Stone is more like a tourist who’s just along for the ride without really reading the travel book first. Under Kowalski’s care, she comes across like the young charge of her elder keeper’s babysitting service. He keeps everything warm and fuzzy in the cold and desolate Great Beyond while she struggles to keep her lunch down and can’t seem to keep all of her tools – or wits – tethered tightly.
This is a two-hander story (meaning a tale told by two actors) but it’s Bullock’s show as she carries the vast majority of Gravity. It’s also a damsel in distress story, with Stone relying heavily on White Knight Kowalski to take control of the hasty rescue operation. It’s a rollercoaster to be sure: technically proficient but it’s really just going up and down a lot. Don’t expect it to resonate deeply or that you should relate with the characters because it’s the plot that’s in the driver’s seat. Gravity is a movie that exists to prove that it could be made. The acting takes a passenger seat.
It’s a thrilling spectacle, a technological and technical achievement that deserves every credit. Director Alfonso Cuarón and cinematographer Emmanuel Lubezki certainly proved their mettle with this challenging shoot that really looks like Bullock and Clooney are actually in space. Well, mostly anyway. Often I wondered if they had to film some of their scenes in the famed Vomit Comet, a specialized airplane that is equipped to simulate zero gravity by flying straight down for 30 second stretches. It’s highly doubtful because Cuarón loves long takes, much longer than such a short span of time as that, and there are many extended and complicated sequences that come across as seamless even over several minutes. There are many special effects that are not obvious also, which is saying something.

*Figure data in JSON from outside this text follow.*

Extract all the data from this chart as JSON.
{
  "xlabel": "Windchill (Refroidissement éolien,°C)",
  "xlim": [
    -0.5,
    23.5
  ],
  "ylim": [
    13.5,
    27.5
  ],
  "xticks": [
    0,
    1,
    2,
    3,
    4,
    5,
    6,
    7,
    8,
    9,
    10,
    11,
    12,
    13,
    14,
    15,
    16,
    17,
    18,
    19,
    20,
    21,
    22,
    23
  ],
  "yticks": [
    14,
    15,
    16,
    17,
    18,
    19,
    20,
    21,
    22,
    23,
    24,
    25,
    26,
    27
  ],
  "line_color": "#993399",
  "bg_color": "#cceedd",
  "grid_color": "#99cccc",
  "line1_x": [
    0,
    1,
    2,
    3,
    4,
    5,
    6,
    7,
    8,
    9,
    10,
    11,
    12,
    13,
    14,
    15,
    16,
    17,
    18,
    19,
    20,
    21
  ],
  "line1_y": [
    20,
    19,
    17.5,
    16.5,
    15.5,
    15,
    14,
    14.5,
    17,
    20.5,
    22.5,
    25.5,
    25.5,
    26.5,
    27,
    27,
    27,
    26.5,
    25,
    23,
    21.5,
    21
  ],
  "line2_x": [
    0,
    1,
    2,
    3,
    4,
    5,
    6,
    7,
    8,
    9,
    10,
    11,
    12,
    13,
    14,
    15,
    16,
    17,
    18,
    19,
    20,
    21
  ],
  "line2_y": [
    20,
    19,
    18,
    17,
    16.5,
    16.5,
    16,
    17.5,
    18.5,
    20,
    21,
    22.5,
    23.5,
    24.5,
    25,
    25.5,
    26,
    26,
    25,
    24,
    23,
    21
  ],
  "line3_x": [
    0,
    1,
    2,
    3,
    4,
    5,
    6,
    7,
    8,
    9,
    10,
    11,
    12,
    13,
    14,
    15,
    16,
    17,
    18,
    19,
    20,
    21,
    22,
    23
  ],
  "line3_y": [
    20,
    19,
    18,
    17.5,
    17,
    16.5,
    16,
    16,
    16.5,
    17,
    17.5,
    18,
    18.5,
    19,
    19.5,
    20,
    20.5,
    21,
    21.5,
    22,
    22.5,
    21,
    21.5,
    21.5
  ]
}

The choreography, for that reason, should be praised as well. It must have been difficult to perform so much of this space opera with blocking in three dimensions.
All in all, Gravity is pretty effective as a thrill ride despite having little depth. In between all of the calamity, we enjoy numerous views of Earth in its distant splendour. This does more to make we the viewers aware of the director forcing something to tug at our heartstrings, but it works, albeit modestly.
This movie will likely have its audience members’ guts churning and brains spinning. It is indeed a rollercoaster and memorable too: beautiful and terrifying, all sound and fury, yet signifying nothing or close to it. It is meant to be a prolonged treatise on the human condition, on the fragility of existence and the constant struggle against setback, with musings on the ease of defeat and the will to survive. Instead, it mostly just throws itself around a fair bit and doesn’t leave us much to hold on to.